In another signal of India's growing awareness of the legal rights of its indigenous tribes, members of Karnataka's Soliga tribe were on Wednesday restored their rights to ancestral lands that were taken away from them with the creation of a tiger reserve in 1974.
According to Survival International, an NGO that works on behalf of indigenous tribes around the world, the Soliga tribe regained the right to collect, use and sell forest produce from within the Rangaswami Temple Sanctuary reserve in Karnataka's Biligirirangan Hills.
Under India's Forest Rights Act, the Soliga will now have legal rights to use and protect as much as 60 percent of the reserve, including parts of the core area, the NGO said.
Already, the Soligas are working on a plan to manage the tiger reserve jointly with the Karnataka state authorities, using their traditional knowledge.

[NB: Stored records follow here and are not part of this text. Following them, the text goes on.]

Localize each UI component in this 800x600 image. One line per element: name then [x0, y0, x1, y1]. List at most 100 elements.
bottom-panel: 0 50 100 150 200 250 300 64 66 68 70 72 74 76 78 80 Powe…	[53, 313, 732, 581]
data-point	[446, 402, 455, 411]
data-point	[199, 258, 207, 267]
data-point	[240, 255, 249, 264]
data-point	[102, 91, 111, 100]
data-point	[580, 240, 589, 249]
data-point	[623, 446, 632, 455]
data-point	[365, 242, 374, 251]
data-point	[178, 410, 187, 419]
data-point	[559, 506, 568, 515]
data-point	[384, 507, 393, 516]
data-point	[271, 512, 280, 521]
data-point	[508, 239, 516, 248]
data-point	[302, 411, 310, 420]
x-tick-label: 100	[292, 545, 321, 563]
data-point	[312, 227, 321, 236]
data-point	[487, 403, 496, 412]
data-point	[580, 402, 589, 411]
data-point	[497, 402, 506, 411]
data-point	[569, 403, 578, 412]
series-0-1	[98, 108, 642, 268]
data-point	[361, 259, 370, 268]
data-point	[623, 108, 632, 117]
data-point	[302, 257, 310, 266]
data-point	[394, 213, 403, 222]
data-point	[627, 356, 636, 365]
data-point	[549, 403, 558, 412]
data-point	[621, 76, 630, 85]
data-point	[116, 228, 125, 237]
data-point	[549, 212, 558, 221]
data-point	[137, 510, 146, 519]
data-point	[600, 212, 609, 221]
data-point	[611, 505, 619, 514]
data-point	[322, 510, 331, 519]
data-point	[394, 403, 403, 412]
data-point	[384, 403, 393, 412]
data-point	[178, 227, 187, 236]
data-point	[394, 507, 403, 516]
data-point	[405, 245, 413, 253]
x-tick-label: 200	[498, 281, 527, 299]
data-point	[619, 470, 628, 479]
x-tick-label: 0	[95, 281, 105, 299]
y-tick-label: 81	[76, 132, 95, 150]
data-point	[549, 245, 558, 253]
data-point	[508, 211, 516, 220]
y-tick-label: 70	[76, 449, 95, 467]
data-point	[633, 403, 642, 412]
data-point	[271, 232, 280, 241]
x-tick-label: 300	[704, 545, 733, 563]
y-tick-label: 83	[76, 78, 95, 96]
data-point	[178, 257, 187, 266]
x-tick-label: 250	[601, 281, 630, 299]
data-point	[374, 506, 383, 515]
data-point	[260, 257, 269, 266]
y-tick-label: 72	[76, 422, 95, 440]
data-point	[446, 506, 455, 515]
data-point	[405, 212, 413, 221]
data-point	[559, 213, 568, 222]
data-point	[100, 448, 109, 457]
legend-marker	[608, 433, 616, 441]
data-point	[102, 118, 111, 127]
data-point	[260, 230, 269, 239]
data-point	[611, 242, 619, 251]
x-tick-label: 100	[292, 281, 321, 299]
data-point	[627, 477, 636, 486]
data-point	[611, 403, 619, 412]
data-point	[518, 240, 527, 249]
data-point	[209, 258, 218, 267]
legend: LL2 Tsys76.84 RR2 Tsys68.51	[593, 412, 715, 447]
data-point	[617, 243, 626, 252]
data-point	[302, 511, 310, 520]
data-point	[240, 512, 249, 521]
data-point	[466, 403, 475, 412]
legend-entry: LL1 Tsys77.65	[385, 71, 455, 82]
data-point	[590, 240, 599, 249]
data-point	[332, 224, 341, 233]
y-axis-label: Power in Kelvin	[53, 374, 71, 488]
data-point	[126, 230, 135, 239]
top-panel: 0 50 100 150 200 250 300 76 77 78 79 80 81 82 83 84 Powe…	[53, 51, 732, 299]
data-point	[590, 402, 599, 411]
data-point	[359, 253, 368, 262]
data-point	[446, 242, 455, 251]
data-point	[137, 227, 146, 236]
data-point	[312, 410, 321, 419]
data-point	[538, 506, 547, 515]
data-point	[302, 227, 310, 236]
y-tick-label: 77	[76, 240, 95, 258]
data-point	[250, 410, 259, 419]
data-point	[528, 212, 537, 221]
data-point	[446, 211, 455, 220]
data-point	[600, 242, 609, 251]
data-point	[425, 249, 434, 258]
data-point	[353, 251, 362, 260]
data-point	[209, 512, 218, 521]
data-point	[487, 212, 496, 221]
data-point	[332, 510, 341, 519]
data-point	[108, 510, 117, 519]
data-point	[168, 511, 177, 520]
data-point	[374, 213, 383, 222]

Across the country, forest officials routinely blame local villagers for tiger deaths and other conservation problems, though most independent observers say that India's endangered species most often fall prey to well organized poaching cartels with international connections -- not farmers worried about their livestock.
Meanwhile, as Reuters reported last year, India's tribal peoples continue to be robbed of their land rights despite the passage of the Forest Rights Act in 2008. The article cited the ministry of tribal affairs' 2009/10 annual report as saying that only about 25 percent of the 2.6 million claims made for recognition of land rights have been awarded title deeds.